Aida Padilla, 75, was thrilled that the power at her large housing authority complex in New York City's Chelsea section had returned late Friday.
"Thank God," said Padilla, 75. "I screamed and I put the lights on. Everybody was screaming. It was better than New Year's."
Asked about whether she had heat, she replied, "hot and cold water and heat! Thank God, Jesus!"
But on Staten Island, there was grumbling that the borough was a lower priority to get its services restored.
"You know it's true," said Tony Carmelengo, who lives in the St. George section of Staten Island and still does not have electricity.

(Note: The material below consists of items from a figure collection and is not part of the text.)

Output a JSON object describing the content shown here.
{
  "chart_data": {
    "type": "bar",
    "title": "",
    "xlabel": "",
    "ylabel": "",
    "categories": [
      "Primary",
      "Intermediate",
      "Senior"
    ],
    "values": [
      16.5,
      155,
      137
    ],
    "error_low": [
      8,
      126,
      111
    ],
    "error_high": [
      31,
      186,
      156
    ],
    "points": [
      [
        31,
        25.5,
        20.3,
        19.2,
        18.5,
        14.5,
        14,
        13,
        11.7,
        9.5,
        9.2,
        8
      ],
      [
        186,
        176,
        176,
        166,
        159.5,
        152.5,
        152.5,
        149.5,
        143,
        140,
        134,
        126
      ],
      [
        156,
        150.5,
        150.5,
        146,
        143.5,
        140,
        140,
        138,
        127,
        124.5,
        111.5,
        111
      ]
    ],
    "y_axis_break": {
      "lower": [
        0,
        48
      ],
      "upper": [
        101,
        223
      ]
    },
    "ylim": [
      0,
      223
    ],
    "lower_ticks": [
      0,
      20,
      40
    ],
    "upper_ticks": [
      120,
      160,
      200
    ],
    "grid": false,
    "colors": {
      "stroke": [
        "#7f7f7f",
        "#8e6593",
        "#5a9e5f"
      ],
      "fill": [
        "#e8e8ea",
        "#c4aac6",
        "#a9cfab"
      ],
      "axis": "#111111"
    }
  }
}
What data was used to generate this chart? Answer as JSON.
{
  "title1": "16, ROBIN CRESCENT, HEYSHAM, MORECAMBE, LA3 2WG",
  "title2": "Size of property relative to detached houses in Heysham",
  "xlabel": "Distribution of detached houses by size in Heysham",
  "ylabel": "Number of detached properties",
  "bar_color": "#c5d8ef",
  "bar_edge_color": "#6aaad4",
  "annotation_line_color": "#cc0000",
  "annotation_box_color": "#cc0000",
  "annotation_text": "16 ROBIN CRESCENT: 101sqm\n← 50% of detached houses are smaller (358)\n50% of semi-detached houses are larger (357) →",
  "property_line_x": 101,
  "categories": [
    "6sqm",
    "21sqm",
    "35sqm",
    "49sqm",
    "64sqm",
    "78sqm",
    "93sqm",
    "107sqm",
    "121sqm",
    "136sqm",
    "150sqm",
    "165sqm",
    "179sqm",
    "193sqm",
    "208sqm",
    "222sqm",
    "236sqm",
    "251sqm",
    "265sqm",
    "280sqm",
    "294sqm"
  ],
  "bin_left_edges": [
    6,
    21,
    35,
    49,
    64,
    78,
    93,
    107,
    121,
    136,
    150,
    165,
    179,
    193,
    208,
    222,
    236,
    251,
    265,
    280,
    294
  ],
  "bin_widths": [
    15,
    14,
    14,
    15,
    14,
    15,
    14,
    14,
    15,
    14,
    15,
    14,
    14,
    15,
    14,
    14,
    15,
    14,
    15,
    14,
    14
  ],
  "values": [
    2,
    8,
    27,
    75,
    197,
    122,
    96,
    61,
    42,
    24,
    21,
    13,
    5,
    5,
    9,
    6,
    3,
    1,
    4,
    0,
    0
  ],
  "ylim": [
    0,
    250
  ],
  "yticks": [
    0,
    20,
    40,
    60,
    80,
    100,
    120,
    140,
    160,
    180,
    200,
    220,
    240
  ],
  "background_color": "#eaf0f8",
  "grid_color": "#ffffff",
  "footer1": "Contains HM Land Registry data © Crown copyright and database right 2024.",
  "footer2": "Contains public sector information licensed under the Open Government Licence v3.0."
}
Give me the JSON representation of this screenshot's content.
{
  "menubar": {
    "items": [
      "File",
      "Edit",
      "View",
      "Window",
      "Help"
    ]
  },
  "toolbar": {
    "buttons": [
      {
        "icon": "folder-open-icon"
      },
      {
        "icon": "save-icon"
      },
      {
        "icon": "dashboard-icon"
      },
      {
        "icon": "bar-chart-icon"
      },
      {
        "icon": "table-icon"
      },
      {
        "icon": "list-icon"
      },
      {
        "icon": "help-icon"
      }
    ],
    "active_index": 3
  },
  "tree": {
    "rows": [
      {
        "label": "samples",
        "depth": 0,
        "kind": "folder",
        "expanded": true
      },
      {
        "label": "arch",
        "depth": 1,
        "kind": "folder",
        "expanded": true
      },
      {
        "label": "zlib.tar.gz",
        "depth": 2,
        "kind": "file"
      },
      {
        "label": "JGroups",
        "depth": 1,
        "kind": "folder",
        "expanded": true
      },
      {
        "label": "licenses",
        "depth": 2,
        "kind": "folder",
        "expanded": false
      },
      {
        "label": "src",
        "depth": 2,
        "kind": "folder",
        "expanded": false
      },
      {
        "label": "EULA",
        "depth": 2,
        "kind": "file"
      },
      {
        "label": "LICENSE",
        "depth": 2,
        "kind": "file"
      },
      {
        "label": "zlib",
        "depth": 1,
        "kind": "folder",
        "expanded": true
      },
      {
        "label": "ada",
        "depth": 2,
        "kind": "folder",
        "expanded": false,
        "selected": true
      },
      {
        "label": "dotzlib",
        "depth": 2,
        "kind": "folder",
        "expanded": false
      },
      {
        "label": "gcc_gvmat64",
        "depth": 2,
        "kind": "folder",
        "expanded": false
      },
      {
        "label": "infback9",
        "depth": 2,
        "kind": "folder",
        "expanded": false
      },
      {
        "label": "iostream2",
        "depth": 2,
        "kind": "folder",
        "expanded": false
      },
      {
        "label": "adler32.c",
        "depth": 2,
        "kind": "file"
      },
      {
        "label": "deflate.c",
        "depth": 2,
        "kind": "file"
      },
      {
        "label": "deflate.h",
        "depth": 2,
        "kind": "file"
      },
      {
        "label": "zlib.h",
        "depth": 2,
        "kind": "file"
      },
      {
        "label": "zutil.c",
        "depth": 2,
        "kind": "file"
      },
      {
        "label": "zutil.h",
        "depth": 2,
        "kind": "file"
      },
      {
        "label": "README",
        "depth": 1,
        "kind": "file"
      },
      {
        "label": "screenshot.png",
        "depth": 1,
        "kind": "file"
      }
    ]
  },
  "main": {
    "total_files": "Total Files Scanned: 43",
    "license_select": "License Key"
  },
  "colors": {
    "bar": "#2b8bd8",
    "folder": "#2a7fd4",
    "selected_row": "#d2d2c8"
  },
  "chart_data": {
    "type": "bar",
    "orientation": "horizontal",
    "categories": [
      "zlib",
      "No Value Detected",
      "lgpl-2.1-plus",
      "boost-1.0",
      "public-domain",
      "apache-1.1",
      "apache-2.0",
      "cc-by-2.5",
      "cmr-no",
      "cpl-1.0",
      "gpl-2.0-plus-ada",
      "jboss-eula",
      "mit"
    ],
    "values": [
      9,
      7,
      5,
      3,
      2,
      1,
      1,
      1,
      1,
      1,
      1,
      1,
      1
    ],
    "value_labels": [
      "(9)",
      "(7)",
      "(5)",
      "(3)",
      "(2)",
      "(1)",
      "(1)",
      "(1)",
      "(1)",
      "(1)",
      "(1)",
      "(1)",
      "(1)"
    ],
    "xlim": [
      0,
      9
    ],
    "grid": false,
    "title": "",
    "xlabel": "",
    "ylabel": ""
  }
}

Added his neighbor, Anthony Como: "It's economics. Manhattan gets everything, let's face it."
The governor said the New York area had a strong sense of community, "but until you have your lights on you're not happy."
"We're not going to stop until we have every house and every home restored. ... This was truly a crisis, but it requires patience," Cuomo said.
NYU Langone Medical Center, one of two New York hospitals that had to evacuate patients at the height of the storm, said it would reopen Monday, although some doctors would see patients at alternate sites.
Seven backup generators at the hospital failed Monday night, forcing the evacuation of 300 patients.
At Bellevue Hospital Center, some 700 patients had to be evacuated after the power failed. An official there said the hospital could be out of commission at least two more weeks.
New Jersey Gov. Chris Christie said he would make public a list of when New Jersey utility companies intend to restore power to each community. Even if they end up working faster or slower, he said, residents will have a sense of when power will be restored so they can plan their lives a bit better.
Commuter rail operator NJ Transit said it would have more service restored in time for the workweek to start Monday, most of Atlantic City's casinos reopened, and many school districts decided to hold classes on Thursday and Friday — days previously reserved for the New Jersey Education Association's annual conference, which has been canceled.
Associated Press writers Ben Nuckols in Wall, N.J.; Katie Zezima in Jersey City, N.J., and Michael Rubinkam, Verena Dobnik, AJ Connelly and Larry Neumeister in New York contributed to this report.